I’m not sure where exactly to start this, so I guess it just makes sense to start this at the beginning. This is the before part of the story. Before the death. Before the loss. Before my life changed forever. Most people are living in the before and don’t even know it, don’t even know how lucky they are, living in the ignorance that is the before. I would give anything to go back to before. Fair warning – it’s a long one.
To preface this I work for a very busy surgeon/CEO of a hospital, and there are few times my cell phone rings and I can actually answer it. I’m often on the phone with a patient, or someone is in my office talking to me, asking to arrange a meeting. In this moment though, my Dad calls, and I answer it. “Hi Dad,” I say, cheerful to talk to him, because he has been working so much at his new job, I haven’t been able to talk to him a lot recently. He says, “Now don’t get crazy, but Paul just called from the Bistro. Mom collapsed at work and he thinks she was having some kind of seizure. They called EMS, they’re talking her to Euclid. I’m on my way there now.” I literally said out loud, “OH.” I was completely caught off guard and speechless, and at that moment, “OH” was the only thing that would come out of my mouth. I told him I would meet him there. I turned around and looked at my brother (we work in the same office together) and said, “Something happened to Mom, I’m going to Euclid, I’ll call you when I know something.”
I got from downtown Cleveland to Euclid Hospital in 10 minutes. No idea how. And in my head I was thinking, “Did she not take her medicine right? Did she add a medicine I don’t know about?” My mother had high BP, high cholesterol and a history of a stroke, so she took a few medicines, but I knew her doctors and didn’t think she was starting any new meds. But seizures sometimes happen when a person takes their medicine incorrectly, so that’s where my head was. I was going to walk in there and say to her, “Well what the hell happened Mom?” But when I got to the ED, before my father, they put me in this room, a family consult room. I’ll mention again I work for a surgeon. This turned out to be a blessing and a curse. See for people who don’t work in a hospital, or around medicine in the slightest, you don’t know the signs. You don’t know what the guarded looks on the doctors faces mean when they see you, but I do. You don’t know that it’s bad that they put you in a separate room, instead of letting you into your mother’s room, but I do. And so I sit in this room and let my mind run wild, creating every kind of situation imaginable, and what we’ll do to fix it. And because I work for a surgeon, and believe in the power of surgery, I still think there’s a way to fix it. There’s always a way.

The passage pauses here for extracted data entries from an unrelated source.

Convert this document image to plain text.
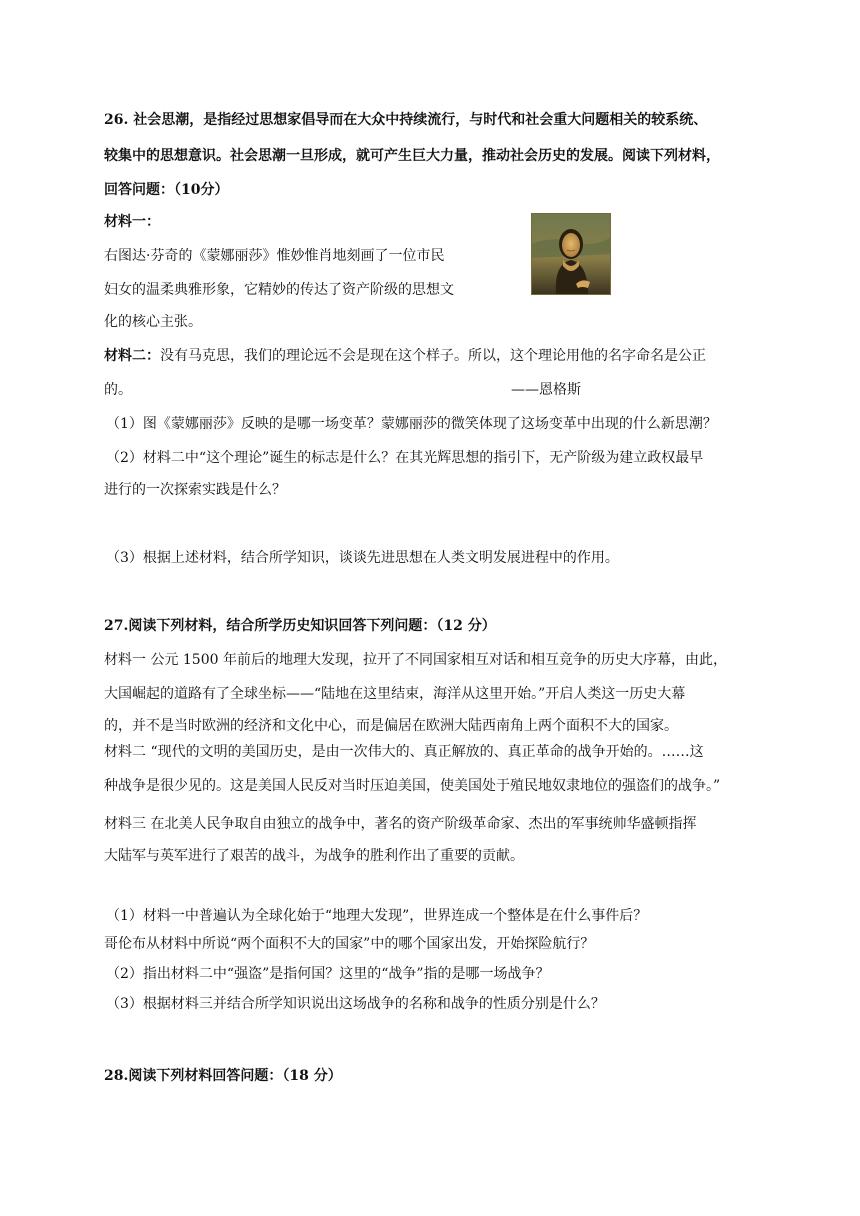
26. 社会思潮，是指经过思想家倡导而在大众中持续流行，与时代和社会重大问题相关的较系统、
较集中的思想意识。社会思潮一旦形成，就可产生巨大力量，推动社会历史的发展。阅读下列材料，
回答问题：（10分）
材料一：
右图达·芬奇的《蒙娜丽莎》惟妙惟肖地刻画了一位市民
妇女的温柔典雅形象，它精妙的传达了资产阶级的思想文
化的核心主张。
材料二：没有马克思，我们的理论远不会是现在这个样子。所以，这个理论用他的名字命名是公正
的。	——恩格斯
（1）图《蒙娜丽莎》反映的是哪一场变革？蒙娜丽莎的微笑体现了这场变革中出现的什么新思潮？
（2）材料二中“这个理论”诞生的标志是什么？在其光辉思想的指引下，无产阶级为建立政权最早
进行的一次探索实践是什么？
（3）根据上述材料，结合所学知识，谈谈先进思想在人类文明发展进程中的作用。
27.阅读下列材料，结合所学历史知识回答下列问题：（12 分）
材料一 公元 1500 年前后的地理大发现，拉开了不同国家相互对话和相互竞争的历史大序幕，由此，
大国崛起的道路有了全球坐标——“陆地在这里结束，海洋从这里开始。”开启人类这一历史大幕
的，并不是当时欧洲的经济和文化中心，而是偏居在欧洲大陆西南角上两个面积不大的国家。
材料二 “现代的文明的美国历史，是由一次伟大的、真正解放的、真正革命的战争开始的。……这
种战争是很少见的。这是美国人民反对当时压迫美国，使美国处于殖民地奴隶地位的强盗们的战争。”
材料三 在北美人民争取自由独立的战争中，著名的资产阶级革命家、杰出的军事统帅华盛顿指挥
大陆军与英军进行了艰苦的战斗，为战争的胜利作出了重要的贡献。
（1）材料一中普遍认为全球化始于“地理大发现”，世界连成一个整体是在什么事件后？
哥伦布从材料中所说“两个面积不大的国家”中的哪个国家出发，开始探险航行？
（2）指出材料二中“强盗”是指何国？这里的“战争”指的是哪一场战争？
（3）根据材料三并结合所学知识说出这场战争的名称和战争的性质分别是什么？
28.阅读下列材料回答问题：（18 分）
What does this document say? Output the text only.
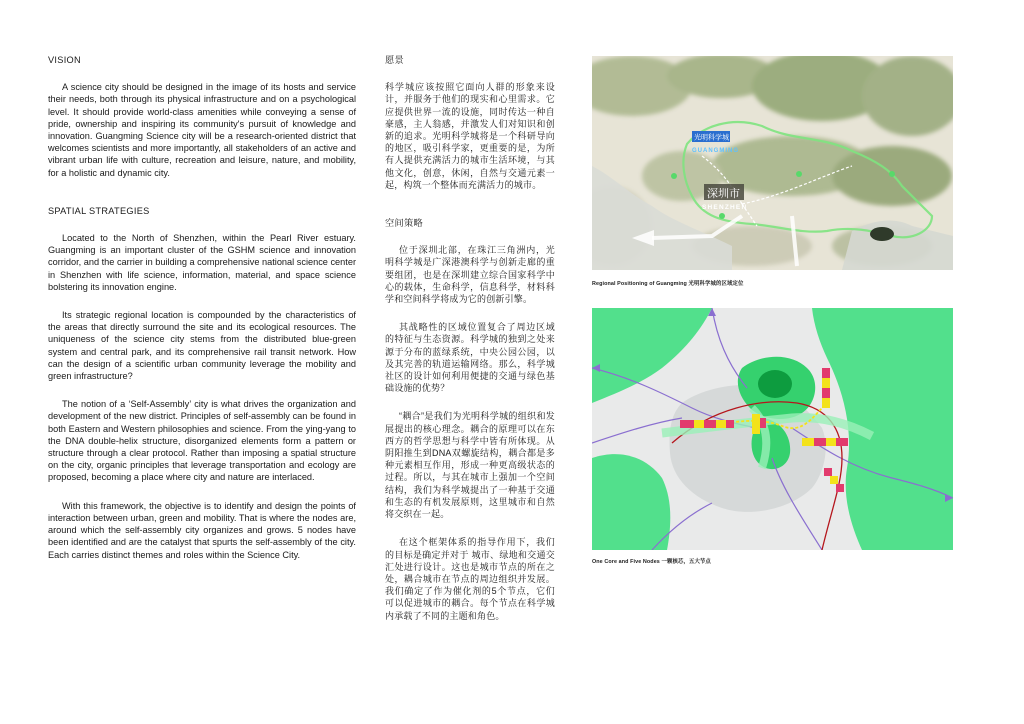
VISION
A science city should be designed in the image of its hosts and service their needs, both through its physical infrastructure and on a psychological level. It should provide world-class amenities while conveying a sense of pride, ownership and inspiring its community's pursuit of knowledge and innovation. Guangming Science city will be a research-oriented district that welcomes scientists and more importantly, all stakeholders of an active and vibrant urban life with culture, recreation and leisure, nature, and mobility, for a holistic and dynamic city.
SPATIAL STRATEGIES
Located to the North of Shenzhen, within the Pearl River estuary. Guangming is an important cluster of the GSHM science and innovation corridor, and the carrier in building a comprehensive national science center in Shenzhen with life science, information, material, and space science bolstering its innovation engine.
Its strategic regional location is compounded by the characteristics of the areas that directly surround the site and its ecological resources. The uniqueness of the science city stems from the distributed blue-green system and central park, and its comprehensive rail transit network. How can the design of a scientific urban community leverage the mobility and green infrastructure?
The notion of a ‘Self-Assembly’ city is what drives the organization and development of the new district. Principles of self-assembly can be found in both Eastern and Western philosophies and science. From the ying-yang to the DNA double-helix structure, disorganized elements form a pattern or structure through a clear protocol. Rather than imposing a spatial structure on the city, organic principles that leverage transportation and ecology are proposed, becoming a place where city and nature are interlaced.
With this framework, the objective is to identify and design the points of interaction between urban, green and mobility. That is where the nodes are, around which the self-assembly city organizes and grows. 5 nodes have been identified and are the catalyst that spurts the self-assembly of the city. Each carries distinct themes and roles within the Science City.
愿景
科学城应该按照它面向人群的形象来设计，并服务于他们的现实和心里需求。它应提供世界一流的设施，同时传达一种自豪感，主人翁感，并激发人们对知识和创新的追求。光明科学城将是一个科研导向的地区，吸引科学家，更重要的是，为所有人提供充满活力的城市生活环境，与其他文化，创意，休闲，自然与交通元素一起，构筑一个整体而充满活力的城市。
空间策略
位于深圳北部，在珠江三角洲内，光明科学城是广深港澳科学与创新走廊的重要组团，也是在深圳建立综合国家科学中心的载体，生命科学，信息科学，材料科学和空间科学将成为它的创新引擎。
其战略性的区域位置复合了周边区域的特征与生态资源。科学城的独到之处来源于分布的蓝绿系统，中央公园公园，以及其完善的轨道运输网络。那么，科学城社区的设计如何利用便捷的交通与绿色基础设施的优势？
“耦合”是我们为光明科学城的组织和发展提出的核心理念。耦合的原理可以在东西方的哲学思想与科学中皆有所体现。从阴阳推生到DNA双螺旋结构，耦合都是多种元素相互作用，形成一种更高级状态的过程。所以，与其在城市上强加一个空间结构，我们为科学城提出了一种基于交通和生态的有机发展原则，这里城市和自然将交织在一起。
在这个框架体系的指导作用下，我们的目标是确定并对于 城市、绿地和交通交汇处进行设计。这也是城市节点的所在之处，耦合城市在节点的周边组织并发展。我们确定了作为催化剂的5个节点，它们可以促进城市的耦合。每个节点在科学城内承载了不同的主题和角色。
光明科学城
GUANGMING
深圳市
SHENZHEN
Regional Positioning of Guangming 光明科学城的区域定位
One Core and Five Nodes 一颗核芯，五大节点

My mom’s ED doctor comes in the room just as my father is arriving, and while I know the look on the doctor’s face, I erase the worry from mine, because I don’t want to alarm my dad. And so the doctor says, “We think she had a stroke, but we can’t find it. And we had to sedate and intubate her so we could do another CAT scan.” So they do another. And another. And people keep coming in the room with sad eyes, asking if we want anything to drink, if we need anything. And I think, “this isn’t good.” And my dad echoes my thoughts and says out loud, “I don’t have a good feeling about this.” And so I tell him that I don’t either, but let’s wait for the CAT scan to start worrying, thinking my assurances can buy us time somehow. It doesn’t. At that moment, they think she had two separate strokes, on both sides of her brain, and they are life flighting her to main campus. And my dad asks him, “Am I going to lose her?” And in my head, even though I’m in the separate room, and they all look at me with eyes that I know are clouded with sadness, and speak with a soft tone of voice that I know comes with death, I think No, she’s not going to die. We can fix this. There’s a way to fix this. There’s always a way.

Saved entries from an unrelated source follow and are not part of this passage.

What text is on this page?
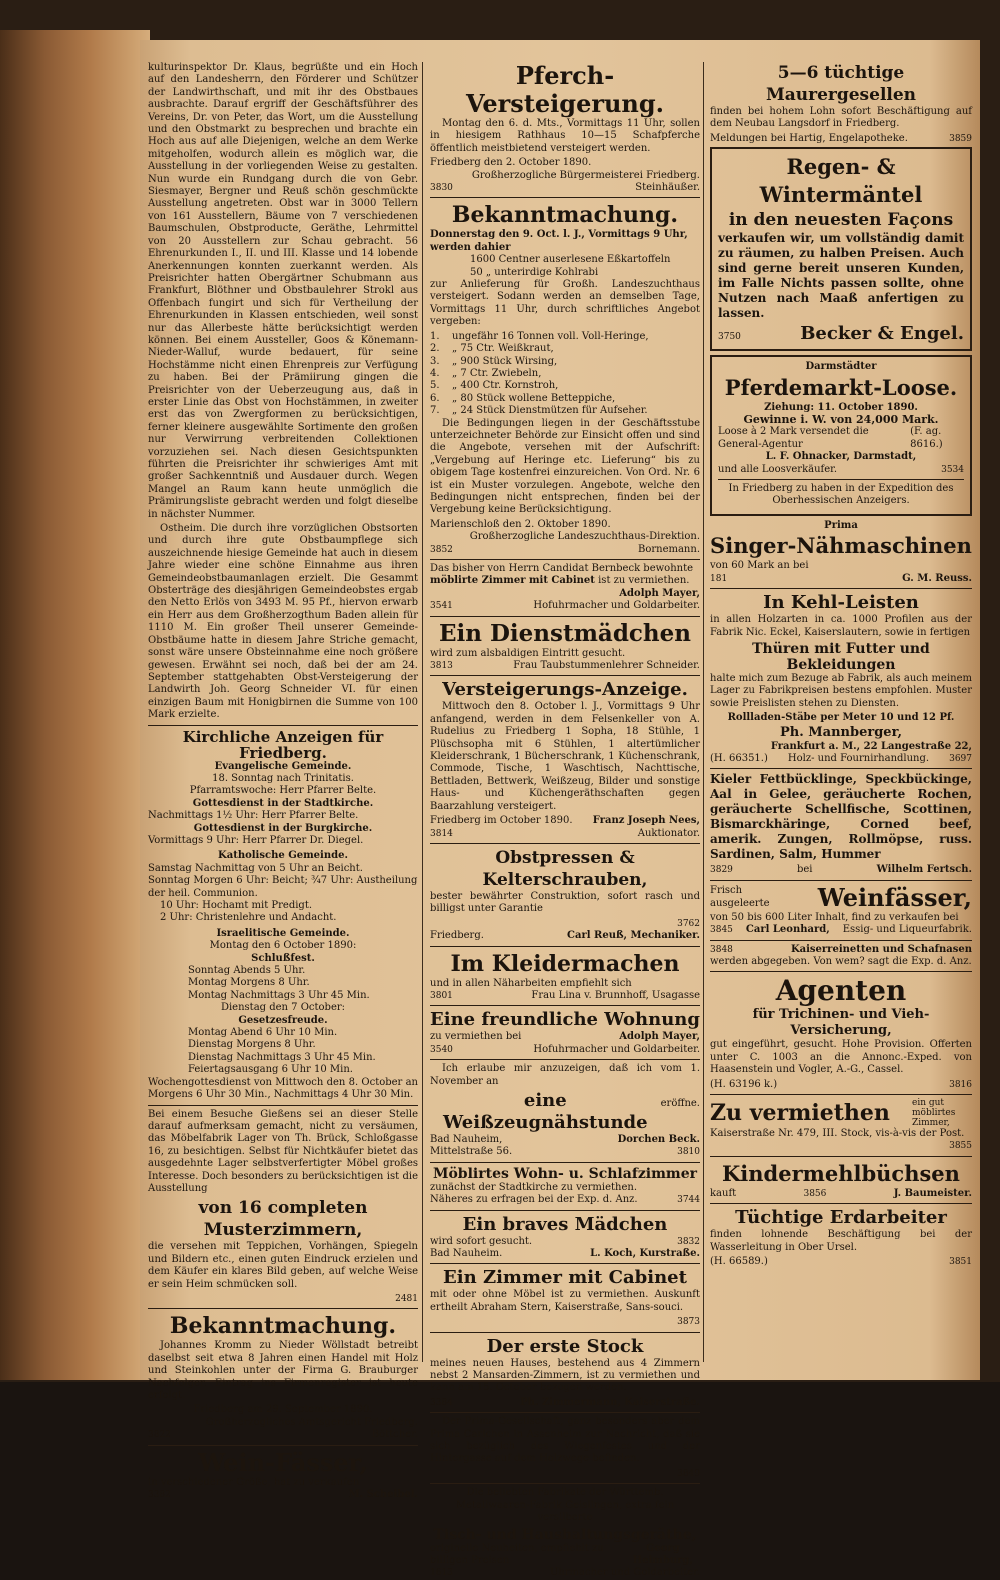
kulturinspektor Dr. Klaus, begrüßte und ein Hoch auf den Landesherrn, den Förderer und Schützer der Landwirthschaft, und mit ihr des Obstbaues ausbrachte. Darauf ergriff der Geschäftsführer des Vereins, Dr. von Peter, das Wort, um die Ausstellung und den Obstmarkt zu besprechen und brachte ein Hoch aus auf alle Diejenigen, welche an dem Werke mitgeholfen, wodurch allein es möglich war, die Ausstellung in der vorliegenden Weise zu gestalten. Nun wurde ein Rundgang durch die von Gebr. Siesmayer, Bergner und Reuß schön geschmückte Ausstellung angetreten. Obst war in 3000 Tellern von 161 Ausstellern, Bäume von 7 verschiedenen Baumschulen, Obstproducte, Geräthe, Lehrmittel von 20 Ausstellern zur Schau gebracht. 56 Ehrenurkunden I., II. und III. Klasse und 14 lobende Anerkennungen konnten zuerkannt werden. Als Preisrichter hatten Obergärtner Schubmann aus Frankfurt, Blöthner und Obstbaulehrer Strokl aus Offenbach fungirt und sich für Vertheilung der Ehrenurkunden in Klassen entschieden, weil sonst nur das Allerbeste hätte berücksichtigt werden können. Bei einem Aussteller, Goos & Könemann-Nieder-Walluf, wurde bedauert, für seine Hochstämme nicht einen Ehrenpreis zur Verfügung zu haben. Bei der Prämiirung gingen die Preisrichter von der Ueberzeugung aus, daß in erster Linie das Obst von Hochstämmen, in zweiter erst das von Zwergformen zu berücksichtigen, ferner kleinere ausgewählte Sortimente den großen nur Verwirrung verbreitenden Collektionen vorzuziehen sei. Nach diesen Gesichtspunkten führten die Preisrichter ihr schwieriges Amt mit großer Sachkenntniß und Ausdauer durch. Wegen Mangel an Raum kann heute unmöglich die Prämirungsliste gebracht werden und folgt dieselbe in nächster Nummer.

Ostheim. Die durch ihre vorzüglichen Obstsorten und durch ihre gute Obstbaumpflege sich auszeichnende hiesige Gemeinde hat auch in diesem Jahre wieder eine schöne Einnahme aus ihren Gemeindeobstbaumanlagen erzielt. Die Gesammt Obsterträge des diesjährigen Gemeindeobstes ergab den Netto Erlös von 3493 M. 95 Pf., hiervon erwarb ein Herr aus dem Großherzogthum Baden allein für 1110 M. Ein großer Theil unserer Gemeinde-Obstbäume hatte in diesem Jahre Striche gemacht, sonst wäre unsere Obsteinnahme eine noch größere gewesen. Erwähnt sei noch, daß bei der am 24. September stattgehabten Obst-Versteigerung der Landwirth Joh. Georg Schneider VI. für einen einzigen Baum mit Honigbirnen die Summe von 100 Mark erzielte.

Kirchliche Anzeigen für Friedberg.
Evangelische Gemeinde.
18. Sonntag nach Trinitatis.
Pfarramtswoche: Herr Pfarrer Belte.
Gottesdienst in der Stadtkirche.
Nachmittags 1½ Uhr: Herr Pfarrer Belte.
Gottesdienst in der Burgkirche.
Vormittags 9 Uhr: Herr Pfarrer Dr. Diegel.
Katholische Gemeinde.
Samstag Nachmittag von 5 Uhr an Beicht.
Sonntag Morgen 6 Uhr: Beicht; ¾7 Uhr: Austheilung der heil. Communion.
10 Uhr: Hochamt mit Predigt.
2 Uhr: Christenlehre und Andacht.
Israelitische Gemeinde.
Montag den 6 October 1890:
Schlußfest.
Sonntag Abends 5 Uhr.
Montag Morgens 8 Uhr.
Montag Nachmittags 3 Uhr 45 Min.
Dienstag den 7 October:
Gesetzesfreude.
Montag Abend 6 Uhr 10 Min.
Dienstag Morgens 8 Uhr.
Dienstag Nachmittags 3 Uhr 45 Min.
Feiertagsausgang 6 Uhr 10 Min.
Wochengottesdienst von Mittwoch den 8. October an Morgens 6 Uhr 30 Min., Nachmittags 4 Uhr 30 Min.

Bei einem Besuche Gießens sei an dieser Stelle darauf aufmerksam gemacht, nicht zu versäumen, das Möbelfabrik Lager von Th. Brück, Schloßgasse 16, zu besichtigen. Selbst für Nichtkäufer bietet das ausgedehnte Lager selbstverfertigter Möbel großes Interesse. Doch besonders zu berücksichtigen ist die Ausstellung

von 16 completen Musterzimmern,

die versehen mit Teppichen, Vorhängen, Spiegeln und Bildern etc., einen guten Eindruck erzielen und dem Käufer ein klares Bild geben, auf welche Weise er sein Heim schmücken soll.

2481
Bekanntmachung.

Johannes Kromm zu Nieder Wöllstadt betreibt daselbst seit etwa 8 Jahren einen Handel mit Holz und Steinkohlen unter der Firma G. Brauburger Nachfolger. Eintrag ins Firmenregister ist heute erfolgt.

Friedberg am 29. September 1890.
Großherzogliches Amtsgericht Friedberg.
3822	Böttcher.
Wein-Fässer,
in verschiedener Größe, hat zu verkaufen
3382	M. Scheibel.
Pferch-Versteigerung.

Montag den 6. d. Mts., Vormittags 11 Uhr, sollen in hiesigem Rathhaus 10—15 Schafpferche öffentlich meistbietend versteigert werden.

Friedberg den 2. October 1890.
Großherzogliche Bürgermeisterei Friedberg.
3830	Steinhäußer.
Bekanntmachung.
Donnerstag den 9. Oct. l. J., Vormittags 9 Uhr, werden dahier
1600 Centner auserlesene Eßkartoffeln
50 „ unterirdige Kohlrabi

zur Anlieferung für Großh. Landeszuchthaus versteigert. Sodann werden an demselben Tage, Vormittags 11 Uhr, durch schriftliches Angebot vergeben:

1.	ungefähr 16 Tonnen voll. Voll-Heringe,
2.	„ 75 Ctr. Weißkraut,
3.	„ 900 Stück Wirsing,
4.	„ 7 Ctr. Zwiebeln,
5.	„ 400 Ctr. Kornstroh,
6.	„ 80 Stück wollene Betteppiche,
7.	„ 24 Stück Dienstmützen für Aufseher.

Die Bedingungen liegen in der Geschäftsstube unterzeichneter Behörde zur Einsicht offen und sind die Angebote, versehen mit der Aufschrift: „Vergebung auf Heringe etc. Lieferung“ bis zu obigem Tage kostenfrei einzureichen. Von Ord. Nr. 6 ist ein Muster vorzulegen. Angebote, welche den Bedingungen nicht entsprechen, finden bei der Vergebung keine Berücksichtigung.

Marienschloß den 2. Oktober 1890.
Großherzogliche Landeszuchthaus-Direktion.
3852	Bornemann.
Das bisher von Herrn Candidat Bernbeck bewohnte möblirte Zimmer mit Cabinet ist zu vermiethen.
Adolph Mayer,
3541	Hofuhrmacher und Goldarbeiter.
Ein Dienstmädchen
wird zum alsbaldigen Eintritt gesucht.
3813	Frau Taubstummenlehrer Schneider.
Versteigerungs-Anzeige.

Mittwoch den 8. October l. J., Vormittags 9 Uhr anfangend, werden in dem Felsenkeller von A. Rudelius zu Friedberg 1 Sopha, 18 Stühle, 1 Plüschsopha mit 6 Stühlen, 1 altertümlicher Kleiderschrank, 1 Bücherschrank, 1 Küchenschrank, Commode, Tische, 1 Waschtisch, Nachttische, Bettladen, Bettwerk, Weißzeug, Bilder und sonstige Haus- und Küchengeräthschaften gegen Baarzahlung versteigert.

Friedberg im October 1890. Franz Joseph Nees,
3814	Auktionator.
Obstpressen & Kelterschrauben,

bester bewährter Construktion, sofort rasch und billigst unter Garantie

3762
Friedberg.	Carl Reuß, Mechaniker.
Im Kleidermachen
und in allen Näharbeiten empfiehlt sich
3801	Frau Lina v. Brunnhoff, Usagasse
Eine freundliche Wohnung
zu vermiethen bei	Adolph Mayer,
3540	Hofuhrmacher und Goldarbeiter.

Ich erlaube mir anzuzeigen, daß ich vom 1. November an

eine Weißzeugnähstunde
eröffne.
Bad Nauheim,	Dorchen Beck.
Mittelstraße 56.	3810
Möblirtes Wohn- u. Schlafzimmer
zunächst der Stadtkirche zu vermiethen.
Näheres zu erfragen bei der Exp. d. Anz.	3744
Ein braves Mädchen
wird sofort gesucht.	3832
Bad Nauheim.	L. Koch, Kurstraße.
Ein Zimmer mit Cabinet

mit oder ohne Möbel ist zu vermiethen. Auskunft ertheilt Abraham Stern, Kaiserstraße, Sans-souci.

3873
Der erste Stock

meines neuen Hauses, bestehend aus 4 Zimmern nebst 2 Mansarden-Zimmern, ist zu vermiethen und kann am 15. October bezogen werden.

3384	Ph. Zimmermann, Kaiserstraße.

Der Prima-Gesellschaft, ganz besonders aber dem Prima Carlchen in Assenheim zur Nachricht, daß sie sich bezüglich des Wiegenfestes und der Hintergasse auf dem Holzwege befinden.

3849

Die beliebten Fabrikate der Württemb. Metallwaaren-Fabrik Geislingen, extra fein versilberte

Tisch- und Haushaltungsgeräthe,
originelle Neuheiten, empfiehlt zu billigen Preisen
Georg Heimburg,
1613	Uhrmacher und Goldarbeiter.
5—6 tüchtige Maurergesellen

finden bei hohem Lohn sofort Beschäftigung auf dem Neubau Langsdorf in Friedberg.

Meldungen bei Hartig, Engelapotheke.	3859
Regen- & Wintermäntel
in den neuesten Façons

verkaufen wir, um vollständig damit zu räumen, zu halben Preisen. Auch sind gerne bereit unseren Kunden, im Falle Nichts passen sollte, ohne Nutzen nach Maaß anfertigen zu lassen.

3750	Becker & Engel.
Darmstädter
Pferdemarkt-Loose.
Ziehung: 11. October 1890.
Gewinne i. W. von 24,000 Mark.
Loose à 2 Mark versendet die General-Agentur
(F. ag. 8616.)
L. F. Ohnacker, Darmstadt,
und alle Loosverkäufer.	3534

In Friedberg zu haben in der Expedition des Oberhessischen Anzeigers.

Prima
Singer-Nähmaschinen
von 60 Mark an bei
181	G. M. Reuss.
In Kehl-Leisten

in allen Holzarten in ca. 1000 Profilen aus der Fabrik Nic. Eckel, Kaiserslautern, sowie in fertigen

Thüren mit Futter und Bekleidungen

halte mich zum Bezuge ab Fabrik, als auch meinem Lager zu Fabrikpreisen bestens empfohlen. Muster sowie Preislisten stehen zu Diensten.

Rollladen-Stäbe per Meter 10 und 12 Pf.
Ph. Mannberger,
Frankfurt a. M., 22 Langestraße 22,
(H. 66351.) Holz- und Fournirhandlung. 3697

Kieler Fettbücklinge, Speckbückinge, Aal in Gelee, geräucherte Rochen, geräucherte Schellfische, Scottinen, Bismarckhäringe, Corned beef, amerik. Zungen, Rollmöpse, russ. Sardinen, Salm, Hummer

3829	bei	Wilhelm Fertsch.
Frisch ausgeleerte Weinfässer,
von 50 bis 600 Liter Inhalt, find zu verkaufen bei
3845 Carl Leonhard, Essig- und Liqueurfabrik.
3848	Kaiserreinetten und Schafnasen
werden abgegeben. Von wem? sagt die Exp. d. Anz.
Agenten
für Trichinen- und Vieh-Versicherung,

gut eingeführt, gesucht. Hohe Provision. Offerten unter C. 1003 an die Annonc.-Exped. von Haasenstein und Vogler, A.-G., Cassel.

(H. 63196 k.)	3816
Zu vermiethen ein gut möblirtes Zimmer,
Kaiserstraße Nr. 479, III. Stock, vis-à-vis der Post.
3855
Kindermehlbüchsen
kauft	3856	J. Baumeister.
Tüchtige Erdarbeiter

finden lohnende Beschäftigung bei der Wasserleitung in Ober Ursel.

(H. 66589.)	3851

I call my brother who is still downtown and tell him he needs to meet us at main campus. I call my sister in Cincinnati and make one of the hardest phone calls of my life, telling her she needs to come home because something is wrong with our mother, and I don’t know if she’s ever going to wake up. And I drive to main, and again let my mind run wild. Because now in the silence of this car, by myself, I acknowledge the faces of the doctors, and the room and their eyes. And I let myself drown for a moment in the circumstance that I know is coming. I’m eight and a half months pregnant while I write this, and while this nightmare is happening, and it occurs to me that by some bullshit twist of fate, I will have a child who will never know my mother. Will never know what her hands feel like, the softness of them as she holds her. She will never hear her voice sing her the same lullaby’s she sang to me and my sister. She will never memorize her face, knowing where each laugh line lives, how she loses her eyes when she smiles, what her laugh sounds like. I let myself drown in this thought, completely devoured by the sadness that consumes me; I don’t even try to fight it. I’m alone and I’m allowed to come apart when I’m alone. And then before I know it I’m at Main Campus, and I pull myself together again, trying as quickly as I can to erase the sadness from my eyes, the worry from my face. And in between praying Our Fathers and Hail Mary’s, I just keep telling myself, there’s a way to fix this. There’s always a way.